21.02.2012, 14:52 Uhr

Wer sind die wahren Unruhestifter.
Bangkok-Attentäter sind Exil-Iraner von der MEK
Laut der thailändischen Zeitung Bangkok Post sind die vier Iraner, welche beschuldigt werden, an einem fehlgeschlagenen Bombenattentat gegen israelische Diplomaten beteiligt zu sein, Mitglieder einer iranischen Oppositionsgruppe. Ihr Motiv war Teheran schlecht aussehen zu lassen, sagt der Anführer der Schiiten in Thailand, Syedsulaiman Husaini, am Sonntag.
Wie bereits vermutet, steckt der Mossad dahinter. Sie bedienen sich nützlicher Idioten für Anschläge gegen die eigenen Leute, um es dem Iran in die Schuhe zu schieben und propagandistisch auschlachten zu können. Da gibt es offensichtlich keine Skrupel.

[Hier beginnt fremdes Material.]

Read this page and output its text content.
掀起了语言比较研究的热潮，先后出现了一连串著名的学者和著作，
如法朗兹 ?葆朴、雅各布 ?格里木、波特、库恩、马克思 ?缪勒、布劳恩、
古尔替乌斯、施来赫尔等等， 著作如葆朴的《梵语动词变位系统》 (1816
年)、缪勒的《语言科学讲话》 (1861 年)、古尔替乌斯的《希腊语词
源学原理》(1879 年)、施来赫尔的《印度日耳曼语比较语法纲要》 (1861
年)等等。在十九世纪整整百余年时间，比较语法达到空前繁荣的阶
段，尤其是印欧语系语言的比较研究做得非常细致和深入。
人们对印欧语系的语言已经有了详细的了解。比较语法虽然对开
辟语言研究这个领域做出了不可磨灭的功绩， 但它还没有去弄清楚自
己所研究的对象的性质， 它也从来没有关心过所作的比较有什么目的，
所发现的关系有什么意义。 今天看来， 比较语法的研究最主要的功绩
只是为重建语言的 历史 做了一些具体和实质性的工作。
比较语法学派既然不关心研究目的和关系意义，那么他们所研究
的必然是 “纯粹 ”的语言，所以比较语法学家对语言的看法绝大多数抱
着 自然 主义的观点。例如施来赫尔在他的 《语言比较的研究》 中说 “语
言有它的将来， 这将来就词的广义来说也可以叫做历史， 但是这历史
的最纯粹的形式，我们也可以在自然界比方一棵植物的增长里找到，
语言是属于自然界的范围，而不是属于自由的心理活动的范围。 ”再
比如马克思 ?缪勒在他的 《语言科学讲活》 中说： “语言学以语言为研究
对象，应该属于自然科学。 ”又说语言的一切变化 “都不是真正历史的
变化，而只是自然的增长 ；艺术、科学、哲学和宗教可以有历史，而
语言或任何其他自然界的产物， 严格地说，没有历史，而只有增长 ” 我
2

Syedsulaima sagte, der Anschlagsversuch wäre nicht das Werk der iranischen Regierung, denn der Iran hat gute Beziehungen zu Thailand. Ausserdem, wer könnte als einziger von so einem Anschlag profitieren? Nur Israel, um sich wieder als Opfer präsentieren zu können und Teheran als der Böse.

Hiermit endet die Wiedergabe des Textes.